Flame is a twelve-part investigation - evocative of Heraclitus and Bachelard -into the properties of fire: the flame hidden in tree limbs, the flame that boils sugar in ultra-fine gradations (section II: "Le Cuisson du Sucre"), the flame of a concluding "Torch Song" (section XII), the flame taxonimized into "surface fire / ground fire / crown fire / known among collectors / as the most beautiful ever minted / _and an hardy man of herte among an heep of theves_" (section VII), blister-inducing flame. Formally, Healy favors centered lines of varying lengths (sections I, IV, VII, and X) but also works with stanzas, prose paragraphs, and shaped forms.
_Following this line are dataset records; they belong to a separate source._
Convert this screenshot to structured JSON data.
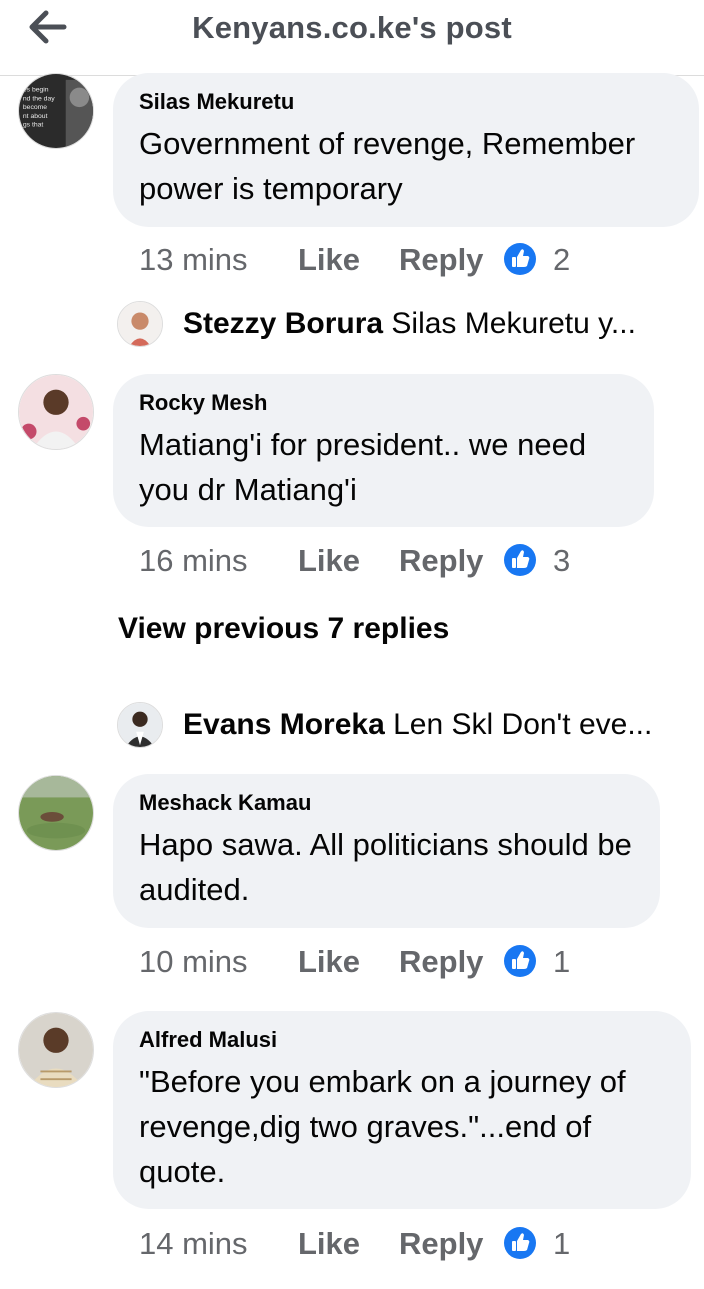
{
  "header": {
    "title": "Kenyans.co.ke's post"
  },
  "comments": [
    {
      "author": "Silas Mekuretu",
      "text": "Government of revenge, Remember power is temporary",
      "time": "13 mins",
      "like": "Like",
      "reply": "Reply",
      "reactions": "2",
      "avatar_caption": [
        "es begin",
        "nd the day",
        "become",
        "nt about",
        "gs that"
      ]
    },
    {
      "author": "Rocky Mesh",
      "text": "Matiang'i for president.. we need you dr Matiang'i",
      "time": "16 mins",
      "like": "Like",
      "reply": "Reply",
      "reactions": "3"
    },
    {
      "author": "Meshack Kamau",
      "text": "Hapo sawa. All politicians should be audited.",
      "time": "10 mins",
      "like": "Like",
      "reply": "Reply",
      "reactions": "1"
    },
    {
      "author": "Alfred Malusi",
      "text": "\"Before you embark on a journey of revenge,dig two graves.\"...end of quote.",
      "time": "14 mins",
      "like": "Like",
      "reply": "Reply",
      "reactions": "1"
    }
  ],
  "reply_previews": [
    {
      "name": "Stezzy Borura",
      "text": "Silas Mekuretu y..."
    },
    {
      "name": "Evans Moreka",
      "text": "Len Skl Don't eve..."
    }
  ],
  "view_previous": "View previous 7 replies",
  "icons": {
    "back": "arrow-left-icon",
    "reaction": "like-thumb-icon"
  },
  "colors": {
    "bubble": "#f0f2f5",
    "meta": "#65676b",
    "like_blue": "#1877f2",
    "header_text": "#4b4f56"
  }
}
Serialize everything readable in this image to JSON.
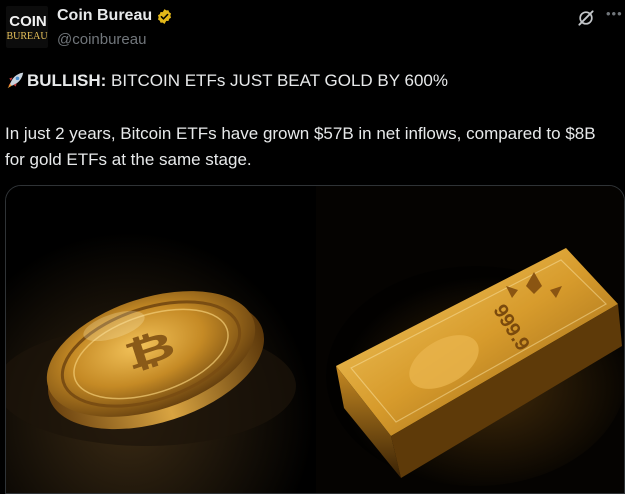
{
  "author": {
    "name": "Coin Bureau",
    "handle": "@coinbureau",
    "avatar_line1": "COIN",
    "avatar_line2": "BUREAU",
    "verified": true
  },
  "post": {
    "headline_bold": "BULLISH:",
    "headline_rest": " BITCOIN ETFs JUST BEAT GOLD BY 600%",
    "body": "In just 2 years, Bitcoin ETFs have grown $57B in net inflows, compared to $8B for gold ETFs at the same stage."
  },
  "media": {
    "left_image": "bitcoin-coin",
    "right_image": "gold-bar",
    "gold_bar_text": "999.9"
  },
  "icons": {
    "verified": "verified-badge-icon",
    "grok": "grok-icon",
    "more": "more-options-icon",
    "rocket": "rocket-emoji-icon"
  },
  "colors": {
    "background": "#000000",
    "text": "#e7e9ea",
    "secondary": "#71767b",
    "verified_gold": "#e2b719",
    "gold": "#c8922a"
  }
}
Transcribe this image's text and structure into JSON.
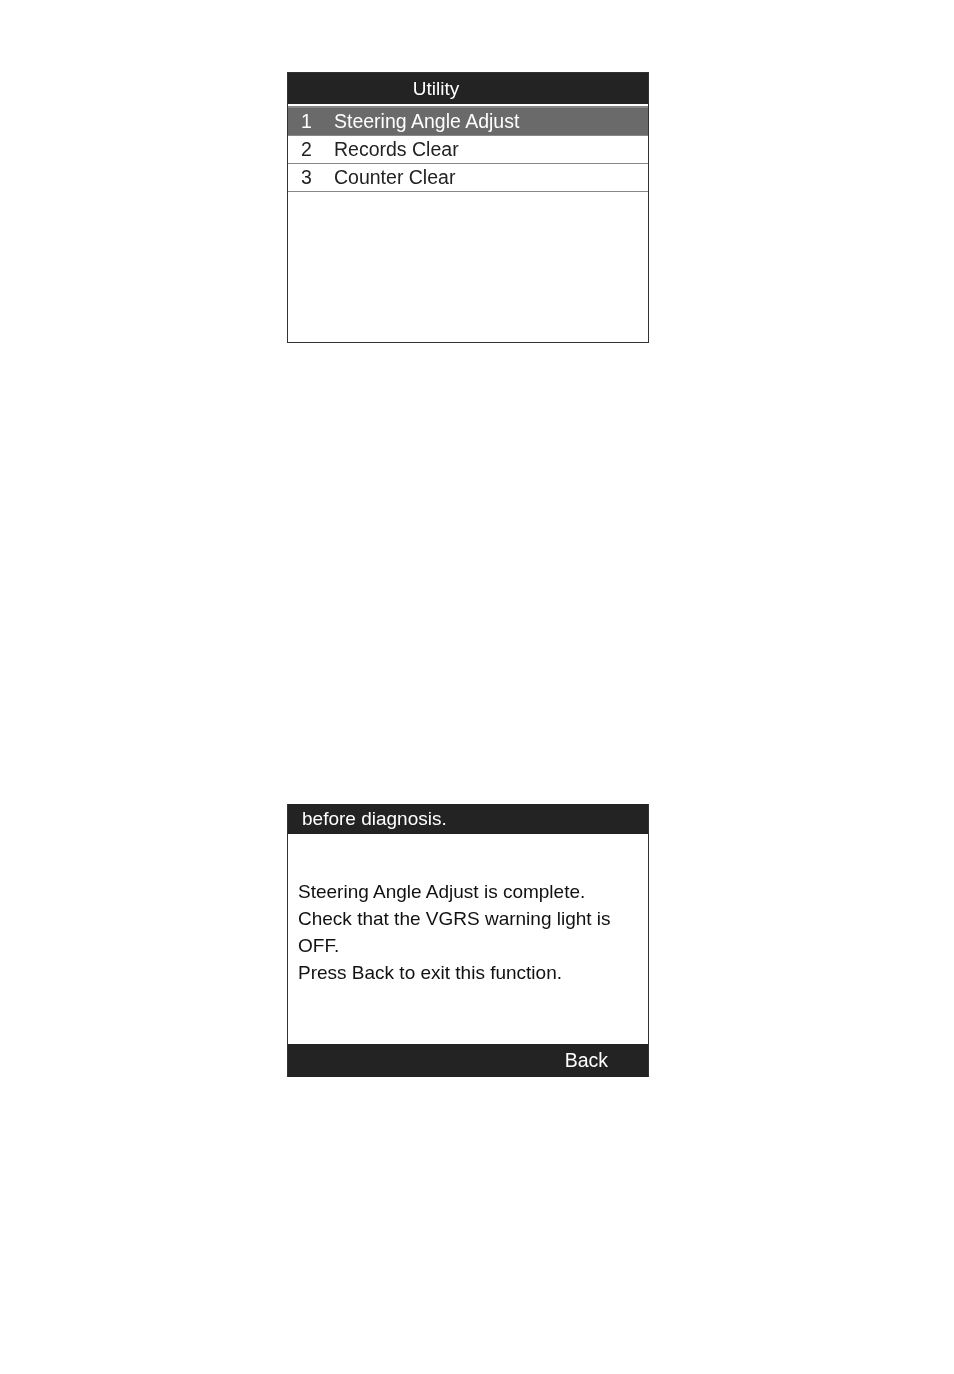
{
  "utility_screen": {
    "title": "Utility",
    "items": [
      {
        "number": "1",
        "label": "Steering Angle Adjust",
        "selected": true
      },
      {
        "number": "2",
        "label": "Records Clear",
        "selected": false
      },
      {
        "number": "3",
        "label": "Counter Clear",
        "selected": false
      }
    ]
  },
  "result_screen": {
    "header": "before diagnosis.",
    "message": [
      "Steering Angle Adjust is complete.",
      "Check that the VGRS warning light is OFF.",
      "Press Back to exit this function."
    ],
    "back_button": "Back"
  }
}
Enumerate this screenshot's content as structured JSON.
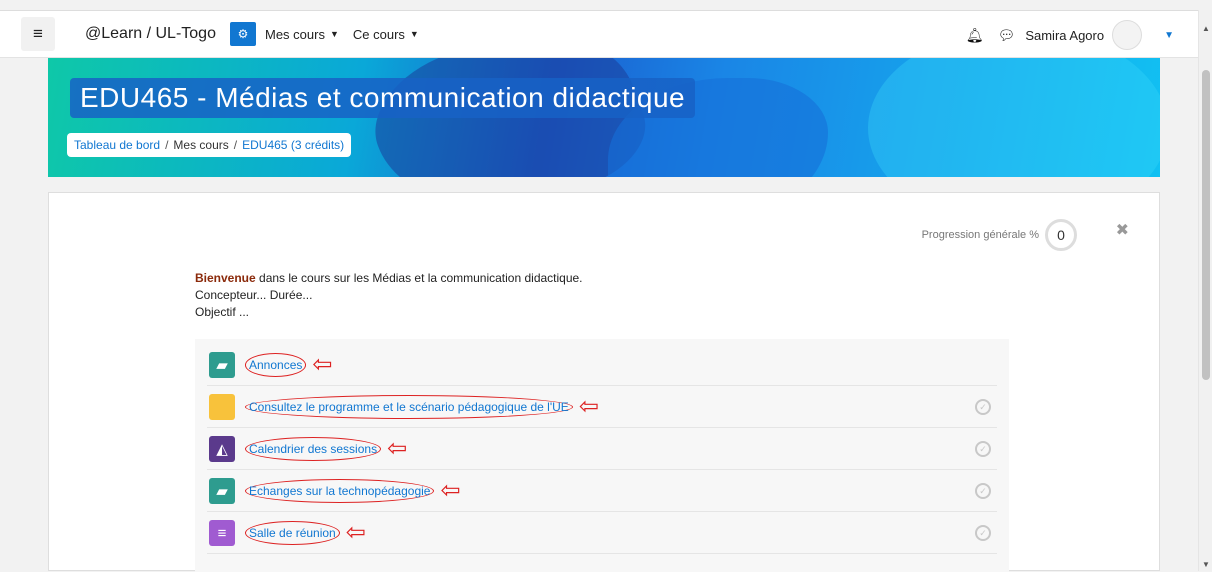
{
  "topbar": {
    "site_name": "@Learn / UL-Togo",
    "menu_my_courses": "Mes cours",
    "menu_this_course": "Ce cours",
    "user_name": "Samira Agoro"
  },
  "course": {
    "title": "EDU465 - Médias et communication didactique",
    "breadcrumb": [
      "Tableau de bord",
      "Mes cours",
      "EDU465 (3 crédits)"
    ]
  },
  "progress": {
    "label": "Progression générale %",
    "value": "0"
  },
  "summary": {
    "welcome_word": "Bienvenue",
    "welcome_rest": " dans le cours sur les Médias et la communication didactique.",
    "line2": "Concepteur... Durée...",
    "line3": "Objectif ..."
  },
  "activities": [
    {
      "label": "Annonces",
      "icon": "forum-icon",
      "color": "#2e9c8f",
      "completion": false
    },
    {
      "label": "Consultez le programme et le scénario pédagogique de l'UE",
      "icon": "folder-icon",
      "color": "#f8c23b",
      "completion": true
    },
    {
      "label": "Calendrier des sessions",
      "icon": "image-icon",
      "color": "#5b3a8c",
      "completion": true
    },
    {
      "label": "Echanges sur la technopédagogie",
      "icon": "forum-icon",
      "color": "#2e9c8f",
      "completion": true
    },
    {
      "label": "Salle de réunion",
      "icon": "chat-icon",
      "color": "#a05bd1",
      "completion": true
    }
  ]
}
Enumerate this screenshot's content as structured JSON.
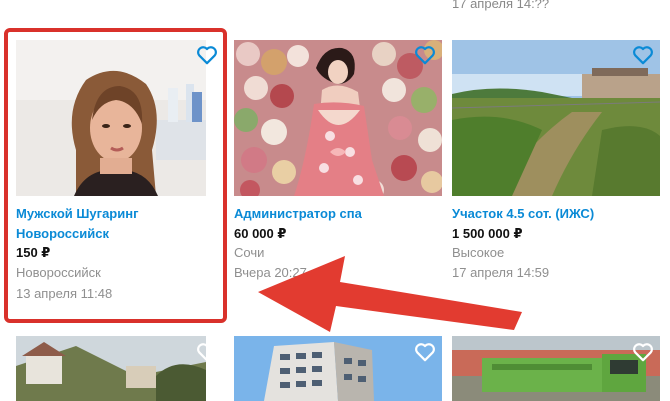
{
  "top_fragment": "17 апреля 14:??",
  "currency": "₽",
  "listings": [
    {
      "title_line1": "Мужской Шугаринг",
      "title_line2": "Новороссийск",
      "price": "150 ₽",
      "location": "Новороссийск",
      "date": "13 апреля 11:48",
      "favorite_icon": "heart-icon",
      "image": "woman-portrait-photo"
    },
    {
      "title_line1": "Администратор спа",
      "title_line2": "",
      "price": "60 000 ₽",
      "location": "Сочи",
      "date": "Вчера 20:27",
      "favorite_icon": "heart-icon",
      "image": "woman-in-floral-dress-photo"
    },
    {
      "title_line1": "Участок 4.5 сот. (ИЖС)",
      "title_line2": "",
      "price": "1 500 000 ₽",
      "location": "Высокое",
      "date": "17 апреля 14:59",
      "favorite_icon": "heart-icon",
      "image": "land-plot-photo"
    }
  ],
  "next_row": [
    {
      "favorite_icon": "heart-icon",
      "image": "hillside-houses-photo"
    },
    {
      "favorite_icon": "heart-icon",
      "image": "apartment-building-photo"
    },
    {
      "favorite_icon": "heart-icon",
      "image": "green-truck-photo"
    }
  ],
  "annotation": {
    "highlight_color": "#d9312b",
    "arrow_color": "#e23b30"
  },
  "colors": {
    "link": "#0a8ad6",
    "meta": "#8f8f8f",
    "price": "#111111"
  }
}
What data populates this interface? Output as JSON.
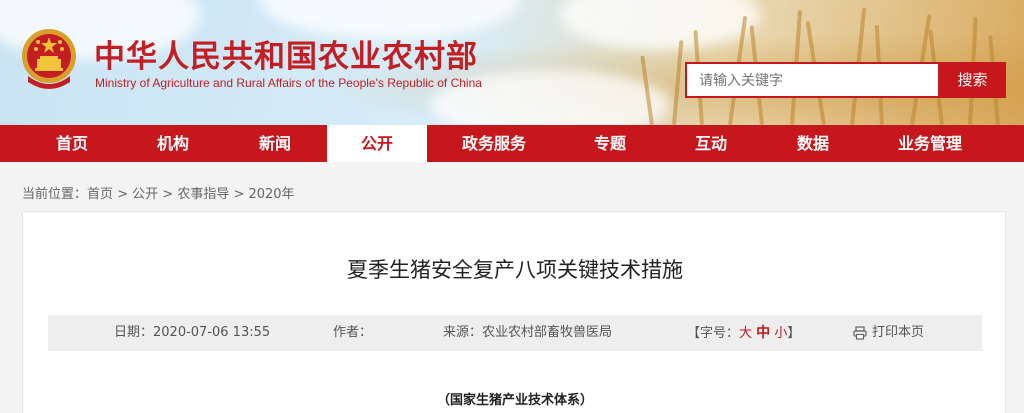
{
  "header": {
    "title": "中华人民共和国农业农村部",
    "subtitle": "Ministry of Agriculture and Rural Affairs of the People's Republic of China",
    "emblem_icon": "national-emblem-icon"
  },
  "search": {
    "placeholder": "请输入关键字",
    "button_label": "搜索"
  },
  "nav": {
    "items": [
      {
        "label": "首页"
      },
      {
        "label": "机构"
      },
      {
        "label": "新闻"
      },
      {
        "label": "公开"
      },
      {
        "label": "政务服务"
      },
      {
        "label": "专题"
      },
      {
        "label": "互动"
      },
      {
        "label": "数据"
      },
      {
        "label": "业务管理"
      }
    ],
    "active_label": "公开"
  },
  "breadcrumb": {
    "text": "当前位置：首页 > 公开 > 农事指导 > 2020年"
  },
  "article": {
    "title": "夏季生猪安全复产八项关键技术措施",
    "date_text": "日期：2020-07-06 13:55",
    "author_label": "作者：",
    "source_text": "来源：农业农村部畜牧兽医局",
    "font_size_prefix": "【字号：",
    "font_size_large": "大",
    "font_size_medium": "中",
    "font_size_small": "小",
    "font_size_suffix": "】",
    "print_label": "打印本页",
    "intro": "（国家生猪产业技术体系）"
  },
  "colors": {
    "brand_red": "#c6171d",
    "meta_bg": "#eeeeee"
  }
}
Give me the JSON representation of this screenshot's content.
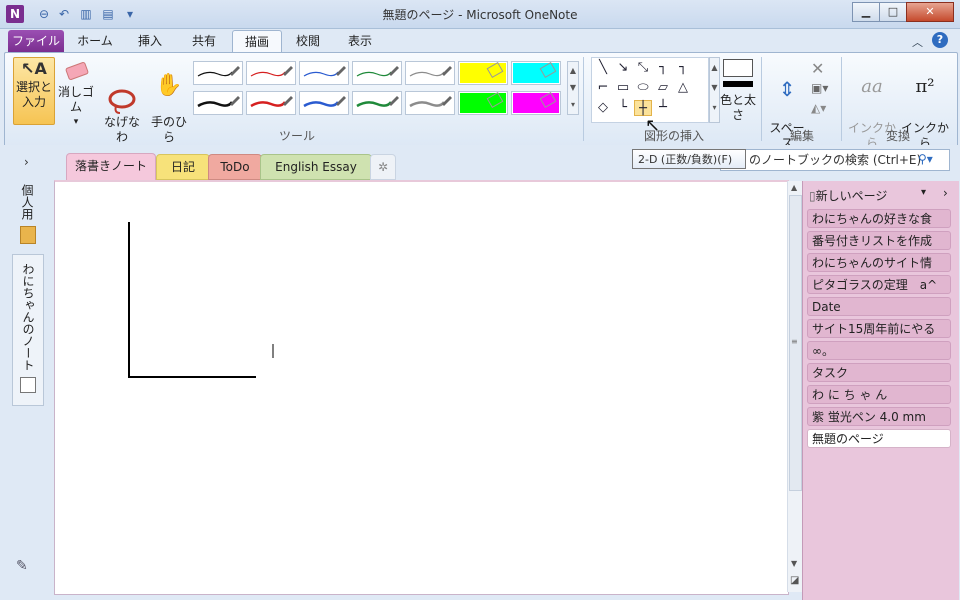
{
  "window": {
    "title": "無題のページ - Microsoft OneNote",
    "app_icon_letter": "N",
    "minimize": "▁",
    "maximize": "□",
    "close": "✕"
  },
  "ribbon_tabs": [
    "ファイル",
    "ホーム",
    "挿入",
    "共有",
    "描画",
    "校閲",
    "表示"
  ],
  "selected_tab": "描画",
  "tools": {
    "select_type": "選択と\n入力",
    "eraser": "消しゴム",
    "lasso": "なげなわ\n選択",
    "pan": "手のひら\nツール",
    "group_label": "ツール",
    "pens_row1": [
      "#111111",
      "#d62020",
      "#2a5bd0",
      "#1f8a3a",
      "#8c8c8c",
      "#ffff00",
      "#00ffff"
    ],
    "pens_row2": [
      "#111111",
      "#d62020",
      "#2a5bd0",
      "#1f8a3a",
      "#8c8c8c",
      "#00ff00",
      "#ff00ff"
    ]
  },
  "shapes": {
    "group_label": "図形の挿入",
    "color_thickness": "色と太さ"
  },
  "edit": {
    "insert_space": "スペース\nの挿入",
    "group_label": "編集"
  },
  "convert": {
    "ink_to_text": "インクから\nテキスト",
    "ink_to_math": "インクから\n数式",
    "group_label": "変換"
  },
  "tooltip": "2-D (正数/負数)(F)",
  "search": {
    "placeholder": "のノートブックの検索 (Ctrl+E)"
  },
  "sections": [
    {
      "label": "落書きノート",
      "color": "#f5c8dc"
    },
    {
      "label": "日記",
      "color": "#f7e27a"
    },
    {
      "label": "ToDo",
      "color": "#f0a9a0"
    },
    {
      "label": "English Essay",
      "color": "#cfe2b0"
    }
  ],
  "notebooks": {
    "personal": "個人用",
    "wani": "わにちゃんのノート"
  },
  "pages": {
    "new_page": "新しいページ",
    "items": [
      "わにちゃんの好きな食",
      "番号付きリストを作成",
      "わにちゃんのサイト情",
      "ピタゴラスの定理　a^",
      "Date",
      "サイト15周年前にやる",
      "∞。",
      "タスク",
      "わ に ち ゃ ん",
      "紫 蛍光ペン 4.0 mm",
      "無題のページ"
    ],
    "selected": "無題のページ"
  }
}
In section III, he disconcerts a strict phonemic set with asterisks, virgules, empty parentheses, and hyphens:

 

Clarity *

A lacy cyan in a lyric

Ray

Nail a city train / racy / analytic / an aria

( )

Litany in an

Icy air / lit

Tiara / alacrity / act-act act-act it ran / a

Yarn / tin can / crania / atria / canal / act-act

 

A work of lexical verve and obduracy, _Flame_ passes in and out of referentiality, baiting exegesis here, outpacing it there, hermetic one moment, textbook (or cookbook) clear the next: "I visit to shall zero / with certainly not a of Mr. / unable to step in the same river once" (VII).